It has been reported that by using differential scanning fluorimetry (DSF) it is possible to determine whether an RT inhibitor is a destabilizer or stabilizer of the p51/p66 heterodimer by the decrease or increase, respectively, caused in the melting temperature (Tm).36 Compounds binding close to the p51/p66 heterodimer interface have been reported to reduce the Tm of RT.37 Thus, to determine if 1–6 were able to stabilize or destabilize the p51/p66 RT heterodimer, we studied the effects of these peptides on the thermal stability of HIV-1 RT p51/p66 heterodimer by performing DSF experiments. The results are shown in Table 1, in which MAS4 (an analogue of the HIV-1 RT dimerization inhibitor MAS0)14,15 and TSAO-T are included as reference compounds. As shown in Table 1, an important Tm decrease (ΔTm = 13.6–15.8 °C) was observed in the presence of 1–6 that was much larger than that obtained with the reference compounds MAS4 and TSAO-T (ΔTm = 2.6 and 1.4 °C, respectively). Thus, at 100 μM, 1–6 destabilize the RT heterodimer in a way that is consistent with their putative binding to the heterodimer interface.
Table 1. Tm Detected for the Signal of Ligand-Bound RT and Shift (ΔTm) with Respect to the Apo Form of the Enzyme.
Ligand | Tm (°C)a | ΔTm (°C)b |
---|---|---|
RT WT | 54.6 ± 0.2 | |
TSAO | 53.2 ± 0.3 | –1.4 |
MAS4 | 52.0 ± 0.3 | –2.6 |
1 | 40.1 ± 0.2 | –15.6 |
2 | 39.6 ± 0.3 | –15.0 |
3 | 41.0 ± 0.2 | –13.6 |
4 | 41.0 ± 0.7 | –14.5 |
5 | 38.8 ± 1.1 | –15.8 |
6 | 38.8 ± 0.5 | –15.8 |
Tm (−dI/dT max).
Shift in HIV-1 RT melting temperature measured in the presence of ligand. Tm values are the average of three independent measurements.

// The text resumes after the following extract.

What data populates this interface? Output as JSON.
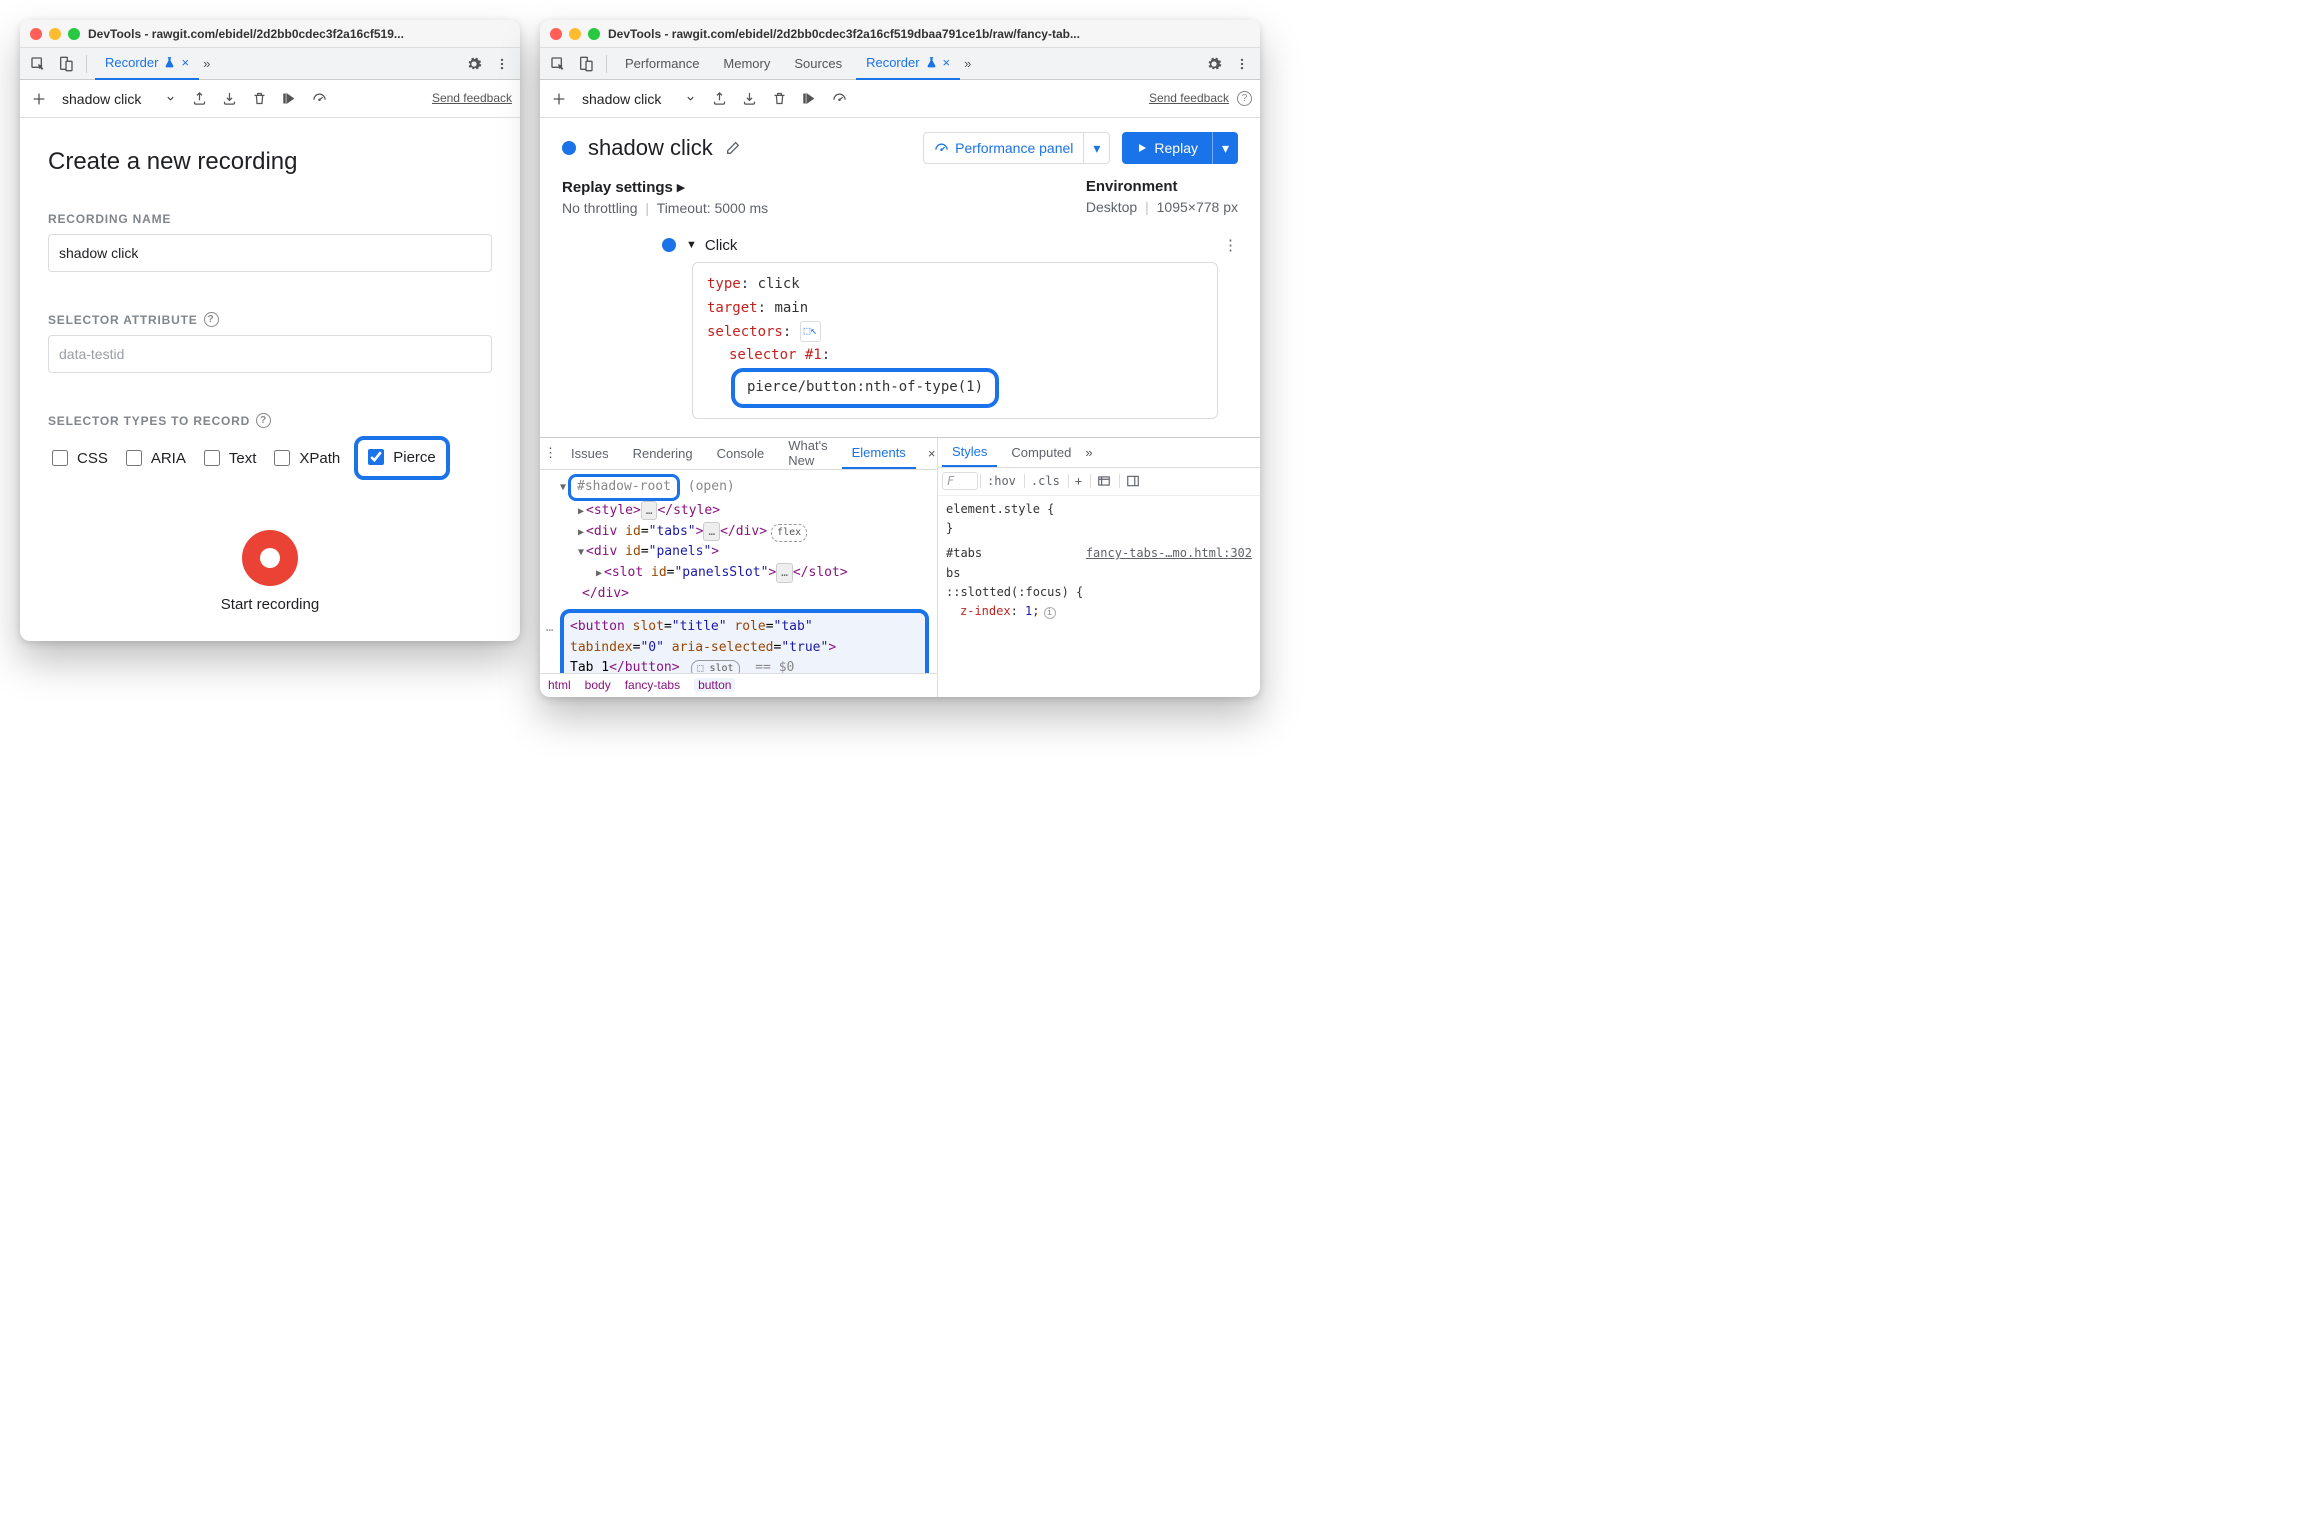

Inhibition of HIV-1 RT dimerization was assessed by using a previously described high-throughput (HTS) screening assay based on the interaction of p66 and p51 containing a FLAG epitope and a poly histidine tail, respectively.25 Briefly, after immobilization of the His-p51 subunit on nickel-coated plates (HIS-Select, Sigma) and addition of purified FLAG-p66, the extent of dimerization is estimated in an ELISA using specific primary antibodies that recognize the FLAG epitope located at the N-terminus of p66. When these assays were carried out in the presence of 3–6, the linear peptide 3 did not inhibit RT dimerization whereas cyclic peptides 4–6 were active in the micromolar range (Table 2). The best inhibitor was the cyclic hexapeptide 6 with an IC50 of 37 ± 14 μM.

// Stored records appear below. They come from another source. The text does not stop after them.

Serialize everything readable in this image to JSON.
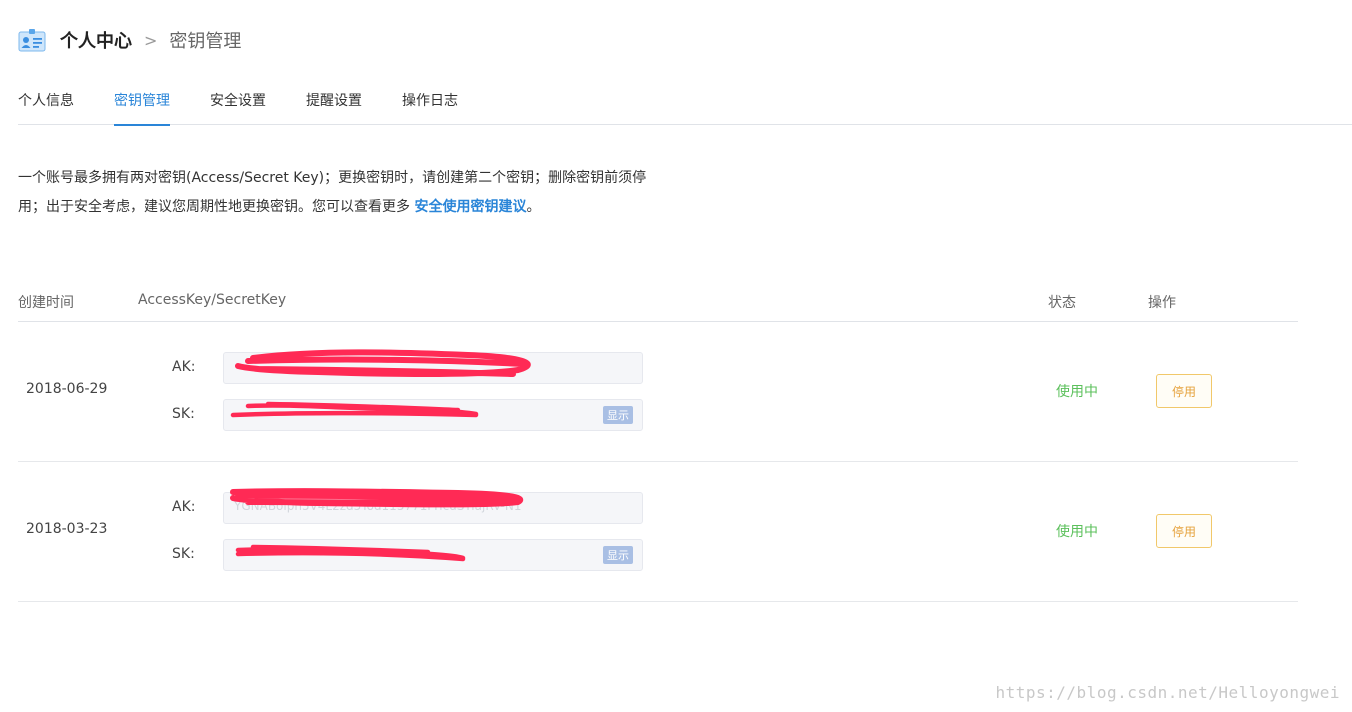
{
  "header": {
    "title": "个人中心",
    "separator": ">",
    "current": "密钥管理"
  },
  "tabs": [
    {
      "label": "个人信息",
      "active": false
    },
    {
      "label": "密钥管理",
      "active": true
    },
    {
      "label": "安全设置",
      "active": false
    },
    {
      "label": "提醒设置",
      "active": false
    },
    {
      "label": "操作日志",
      "active": false
    }
  ],
  "description": {
    "text": "一个账号最多拥有两对密钥(Access/Secret Key)；更换密钥时，请创建第二个密钥；删除密钥前须停用；出于安全考虑，建议您周期性地更换密钥。您可以查看更多 ",
    "link": "安全使用密钥建议",
    "end": "。"
  },
  "table": {
    "headers": {
      "created": "创建时间",
      "keys": "AccessKey/SecretKey",
      "status": "状态",
      "action": "操作"
    },
    "rows": [
      {
        "date": "2018-06-29",
        "ak_label": "AK:",
        "sk_label": "SK:",
        "ak_value": "",
        "show": "显示",
        "status": "使用中",
        "action": "停用"
      },
      {
        "date": "2018-03-23",
        "ak_label": "AK:",
        "sk_label": "SK:",
        "ak_value": "YGNABoiph5V4L2zd5Tod115771rTicuSYiajRV-N1",
        "show": "显示",
        "status": "使用中",
        "action": "停用"
      }
    ]
  },
  "watermark": "https://blog.csdn.net/Helloyongwei",
  "colors": {
    "accent": "#2a85d8",
    "status_active": "#5cc05c",
    "disable_border": "#f1c86a",
    "redaction": "#ff2a55"
  }
}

Table 2. Inhibition of HIV-1 RT Dimerization and DNA Polymerase Activity by Peptides Derived from the β7/β8 Loop.
IC50 (μM) |
|||
---|---|---|---|
Peptide | Dimerizationa | Nucleotide incorporation activityb | DNA polymerization (reassociation assay)c |
1 | ND | >145 | ND |
2 | ND | >145 | ND |
3 | >150 | >145 | ND |
4 | 137 ± 34 | >145 | >250 (<5) |
5 | 61 ± 15 | >145 | >250 (43) |
6 | 37 ± 14 | 109.4 ± 30.8 | 203 ± 35 |
Values were determined with the FLAG-p66/His-p51 dimerization assay.25
Single nucleotide incorporation assays were carried out with D38/25PGA, a 38/25mer DNA/DNA template primer, and wild-type HIV-1 RT. Reported values are the average ± SD of three independent experiments. Nevirapine was used as control in these assays and showed an IC50 of 0.57 ± 0.14 μM.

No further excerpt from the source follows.